The Federal Reserve Bank released a survey recently that showed one-fourth of U.S. families are just getting by. If you're in one of these families, you know how difficult it can be.
The "how to save money" articles don't seem to help much, as they give great ideas like, "Make your own coffee and stop buying it at Starbucks every day!" If you could afford expensive coffee every day, you wouldn't truly be living on the edge. You'd just be really bad with money, therefore putting yourself willingly on the financial edge. The advice you need is stop being dumb. (This applies for other unnecessary expenses from manicured nails to fancy TV packages and upgrading your phone every chance you get. Stop it.)
If you really want to get away from the financial edge, there are some things you can do to help your career and earn more cash. Here are 10 things you can do to bring in more money -- none of them are instantaneous or quick fixes, but over the long run will be worth it.
1. Do the tasks no one wants to do. From un-jamming the copy machine to cleaning the bathrooms to doing the monthly inventory, every job has tasks that everyone avoids. When you take these on, voluntarily, you gain a reputation as being helpful and enthusiastic. This is not only good for your current job, but when you apply for a new job, you'll get a great reference as the person who went above and beyond.
2. Learn something new at work. Work just isn't about doing your current job, it's about preparing for the next one. No matter your job, there is always something you can learn. If you're a grocery store cashier, start learning about products, and scheduling. Ask if you can do a couple of weeks in the produce department to learn more about it. The more you know, the more valuable you are.
3. Don't ever say, "That's not my job!" Nothing stops your progression at work more than being unwilling to jump in and lend a hand where needed. When your boss asks you to do a task and you snap back, "That's not in my job description!" you've just announced that you're not interested in progressing and growing. You need to do both to increase your earning power. You can, of course, say, "I'd be happy to, but I also need to do A, B, and C today. Which thing should I make the priority?"
4. Take an online course. Learning doesn't require a classroom any more. Plenty of companies offer online classes in just about everything, and many are free. Find classes that will help you on the path you want to be on, and take it seriously. Do the homework. Watch the lectures. Read the assigned readings. You're looking for knowledge. Increased knowledge gives you an increased chance at a better job. Ask for your boss's advice on what things you should learn, and then learn them.

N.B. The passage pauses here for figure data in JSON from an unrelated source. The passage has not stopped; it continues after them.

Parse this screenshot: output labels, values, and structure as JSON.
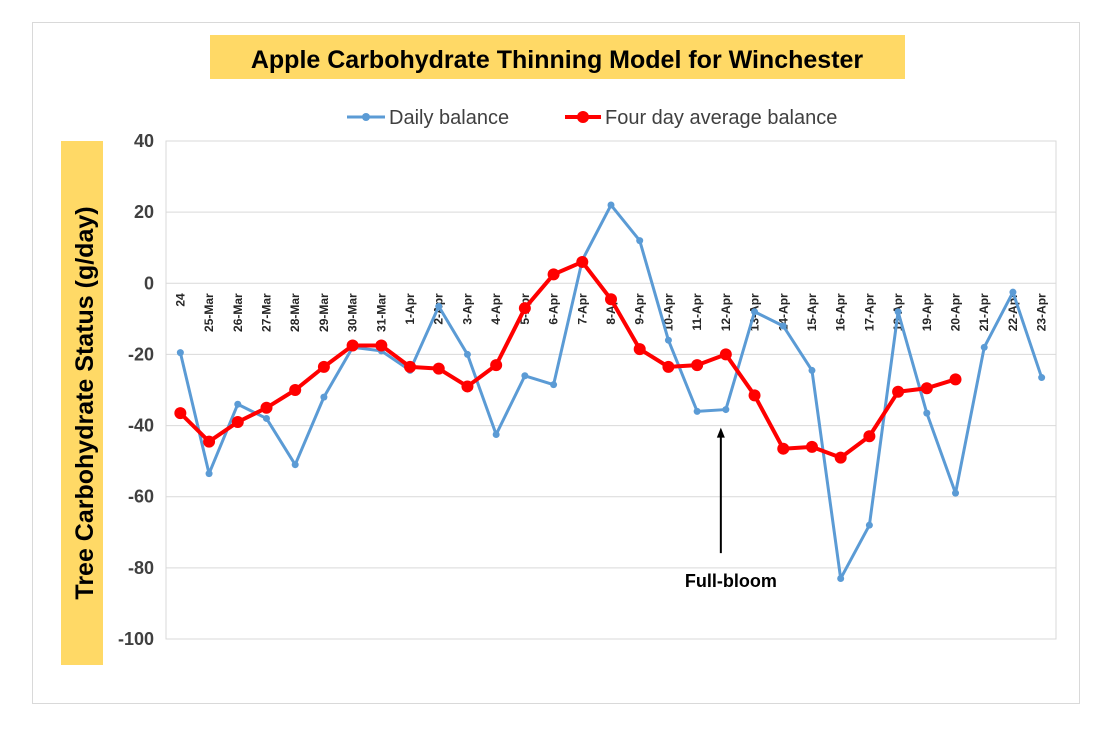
{
  "chart_data": {
    "type": "line",
    "title": "Apple Carbohydrate Thinning Model for Winchester",
    "ylabel": "Tree Carbohydrate Status (g/day)",
    "xlabel": "",
    "ylim": [
      -100,
      40
    ],
    "yticks": [
      40,
      20,
      0,
      -20,
      -40,
      -60,
      -80,
      -100
    ],
    "grid": true,
    "legend_position": "top",
    "categories": [
      "24",
      "25-Mar",
      "26-Mar",
      "27-Mar",
      "28-Mar",
      "29-Mar",
      "30-Mar",
      "31-Mar",
      "1-Apr",
      "2-Apr",
      "3-Apr",
      "4-Apr",
      "5-Apr",
      "6-Apr",
      "7-Apr",
      "8-Apr",
      "9-Apr",
      "10-Apr",
      "11-Apr",
      "12-Apr",
      "13-Apr",
      "14-Apr",
      "15-Apr",
      "16-Apr",
      "17-Apr",
      "18-Apr",
      "19-Apr",
      "20-Apr",
      "21-Apr",
      "22-Apr",
      "23-Apr"
    ],
    "series": [
      {
        "name": "Daily balance",
        "color": "#5b9bd5",
        "values": [
          -19.5,
          -53.5,
          -34,
          -38,
          -51,
          -32,
          -18,
          -19,
          -24.5,
          -6.5,
          -20,
          -42.5,
          -26,
          -28.5,
          6.5,
          22,
          12,
          -16,
          -36,
          -35.5,
          -8,
          -12,
          -24.5,
          -83,
          -68,
          -8,
          -36.5,
          -59,
          -18,
          -2.5,
          -26.5
        ]
      },
      {
        "name": "Four day average balance",
        "color": "#ff0000",
        "values": [
          -36.5,
          -44.5,
          -39,
          -35,
          -30,
          -23.5,
          -17.5,
          -17.5,
          -23.5,
          -24,
          -29,
          -23,
          -7,
          2.5,
          6,
          -4.5,
          -18.5,
          -23.5,
          -23,
          -20,
          -31.5,
          -46.5,
          -46,
          -49,
          -43,
          -30.5,
          -29.5,
          -27,
          null,
          null,
          null
        ]
      }
    ],
    "annotations": [
      {
        "text": "Full-bloom",
        "points_to_category": "12-Apr",
        "arrow_tip_value": -40,
        "arrow_tail_value": -77
      }
    ]
  }
}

5. Find a mentor. Where do you want to be with your career? Find someone who is where you want to be in 5 or 10 years and ask them to mentor you. This person will be able to tell you what they did to get to where they are, and you can follow their advice. Increasing your earning power often requires a goal and an idea of what path to take.

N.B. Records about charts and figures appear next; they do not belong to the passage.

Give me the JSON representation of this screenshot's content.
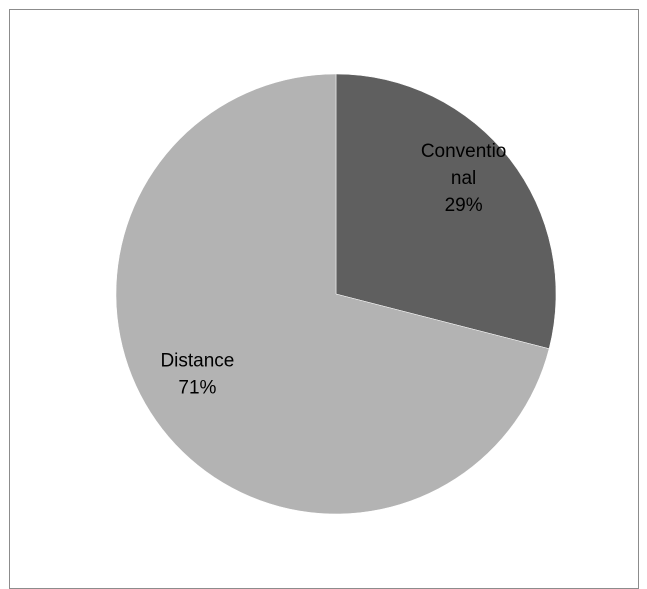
{
  "chart_data": {
    "type": "pie",
    "title": "",
    "slices": [
      {
        "label_lines": [
          "Conventio",
          "nal"
        ],
        "label": "Conventional",
        "value": 29,
        "value_label": "29%",
        "color": "#5f5f5f"
      },
      {
        "label_lines": [
          "Distance"
        ],
        "label": "Distance",
        "value": 71,
        "value_label": "71%",
        "color": "#b3b3b3"
      }
    ],
    "start_angle_deg": 0,
    "direction": "clockwise",
    "legend": "none"
  }
}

6. Ask for a promotion. Many people expect that if they do a good job, the boss will recognize it and offer a promotion. Bosses tend to be busy and not focused on your career. So, let your boss know you're interested in moving up the ladder. If the answer to the promotion is no, ask what you need to do to be qualified for a promotion later, and start doing that.
7. Make reliable daycare your top priority. One of the biggest problems of all working parents is reliable child care, but this is especially true with people living on the financial edge. The problem with unreliable child care is that it makes it extra difficult to get ahead if the boss cannot count on you to be there.
8. Mentor someone else. This may seem like something that won't help you get ahead, but good things come to good people. You are further in your career than someone else, even if you think you're at the bottom. Help someone else up, and you'll go up as well.
9. Make a plan for your future. If you don't know where you want to be, you won't know how to get there. Make a realistic goal about your future and figure out what you need to do to get there.
10. Go back to school. Don't let all those stories about student loans scare you away from an education. There are lots of inexpensive opportunities for education. If you haven't got a high school diploma, there may even be a free program in your area. If you're looking for a college degree, start at the community college or an online school that works with your schedule. Don't do this to major in something fluffy. Go with a career goal in mind and major in something that will help you achieve that.